As Americans near the end of a presidential campaign that has been influenced by the crisis of refugees fleeing the Middle East and Africa for Europe, a group of Minnesota activists put the spotlight on another ongoing, harrowing migration from misery: the one flowing out of North Korea.

Hyon Kim, a Roseville construction executive and president of Freedom for North Korean Refugees of Minnesota, tries to bring attention to the North Koreans’ plight because she has two brothers still in the country whom she hasn’t seen in 66 years, she told the seminar, which attracted about 70 people at the Humphrey School of Public Affairs.

In the 12 years since Congress passed a law permitting North Korean refugees to settle in the U.S., only 203 have come. Speakers at the seminar had mixed feelings about whether the U.S. should do more to encourage defectors to move here.

“A country like the United States is so far away,” said Sung-min Kim, president of Seoul-based Free North Korea Radio, who advocates for more movement to the U.S. “It would be so helpful if they heard North Korean success stories from the U.S. and how much interest Americans and the U.S. government paid toward them.”

Jiyeon Ihn, an attorney and leader of human rights organization in Seoul, said South Korea is the more natural place for North Koreans to settle. But she noted that they often encounter discrimination in the South, where society adheres to hierarchical structures. “We sometimes treat them as inferior,” she said. “I worry that I unconsciously am not respecting North Koreans. But they are heroes. They survived the most oppressive regime in the world.”

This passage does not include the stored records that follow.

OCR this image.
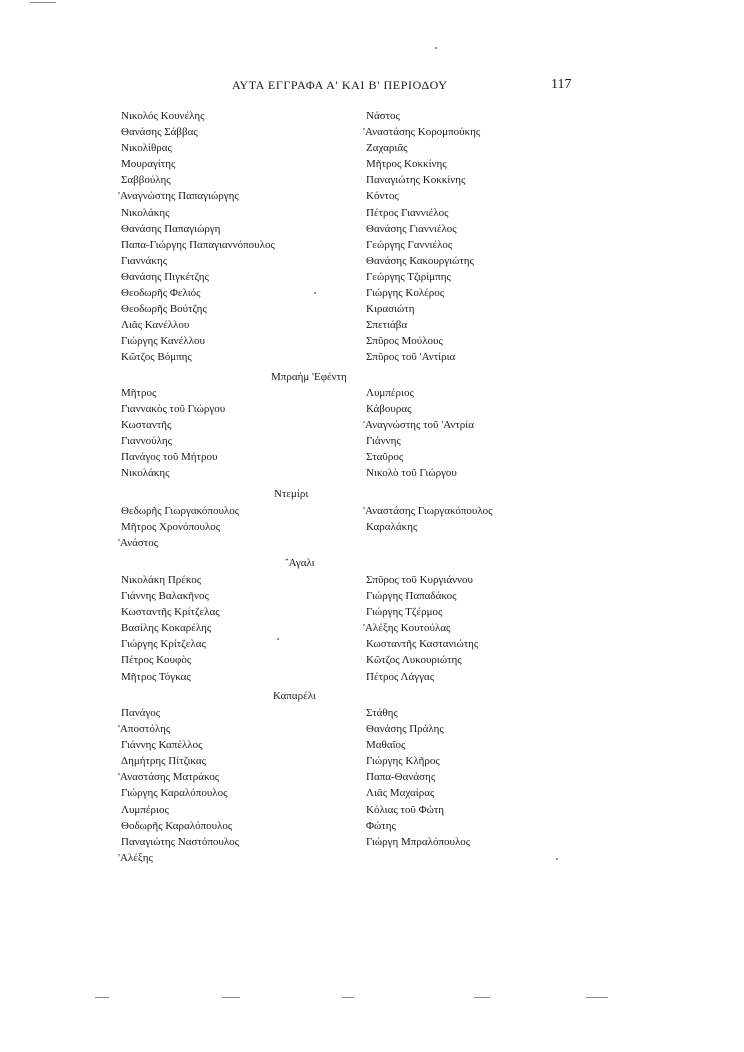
ΑΥΤΑ ΕΓΓΡΑΦΑ Α' ΚΑΙ Β' ΠΕΡΙΟΔΟΥ	117
Νικολός Κουνέλης
Θανάσης Σάββας
Νικολίθρας
Μουραγίτης
Σαββούλης
'Αναγνώστης Παπαγιώργης
Νικολάκης
Θανάσης Παπαγιώργη
Παπα-Γιώργης Παπαγιαννόπουλος
Γιαννάκης
Θανάσης Πιγκέτζης
Θεοδωρῆς Φελιός
Θεοδωρῆς Βούτζης
Λιᾶς Κανέλλου
Γιώργης Κανέλλου
Κῶτζος Βόμπης
Νάστος
'Αναστάσης Κορομπούκης
Ζαχαριᾶς
Μῆτρος Κοκκίνης
Παναγιώτης Κοκκίνης
Κόντος
Πέτρος Γιαννιέλος
Θανάσης Γιαννιέλος
Γεώργης Γαννιέλος
Θανάσης Κακουργιώτης
Γεώργης Τζιρίμπης
Γιώργης Κολέρος
Κιρασιώτη
Σπετιάβα
Σπῦρος Μούλους
Σπῦρος τοῦ 'Αντίρια
Μπραὴμ 'Εφέντη
Μῆτρος
Γιαννακὸς τοῦ Γιώργου
Κωσταντῆς
Γιαννούλης
Πανάγος τοῦ Μήτρου
Νικολάκης
Λυμπέριος
Κάβουρας
'Αναγνώστης τοῦ 'Αντρία
Γιάννης
Σταῦρος
Νικολὸ τοῦ Γιώργου
Ντεμίρι
Θεδωρῆς Γιωργακόπουλος
Μῆτρος Χρονόπουλος
'Ανάστος
'Αναστάσης Γιωργακόπουλος
Καραλάκης
῎Αγαλι
Νικολάκη Πρέκος
Γιάννης Βαλακῆνος
Κωσταντῆς Κρίτζελας
Βασίλης Κοκαρέλης
Γιώργης Κρίτζελας
Πέτρος Κουφὸς
Μῆτρος Τόγκας
Σπῦρος τοῦ Κυργιάννου
Γιώργης Παπαδάκος
Γιώργης Τζέρμος
'Αλέξης Κουτούλας
Κωσταντῆς Καστανιώτης
Κῶτζος Λυκουριώτης
Πέτρος Λάγγας
Καπαρέλι
Πανάγος
'Αποστόλης
Γιάννης Καπέλλος
Δημήτρης Πίτζικας
'Αναστάσης Ματράκος
Γιώργης Καραλόπουλος
Λυμπέριος
Θοδωρῆς Καραλόπουλος
Παναγιώτης Ναστόπουλος
'Αλέξης
Στάθης
Θανάσης Πράλης
Μαθαῖος
Γιώργης Κλῆρος
Παπα-Θανάσης
Λιᾶς Μαχαίρας
Κόλιας τοῦ Φώτη
Φώτης
Γιώργη Μπραλόπουλος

Su-jin Kim was in her late 40s when she decided to leave North Korea in 2013, angry at the construction and road work that the government forced her to do and fearful of the capricious judgments that could send people to concentration camps. She told how a father of a friend was sent to a prison camp because he didn’t have the know-how or equipment to build a compressor engine sought by a government agency. “North Korean people are like flies being randomly hit with a fly swatter,” she said.

Kang, who is in her early 20s, grew up in an elite family in Pyongyang, the North Korean capital, but decided to leave because of the way she was treated at university. She paid a broker to guide her journey through the Chinese interior, avoiding police along the way. It ended with two days on a crowded boat to Thailand, five days in a Thai prison and months in South Korean custody before she was allowed to live on her own. Now she attends university in Seoul and is part of the cast on a musical TV program.

“I miss my family and friends in North Korea,” she said. “I wish for the reunification of Korea. Then my friends and family could see me on television.”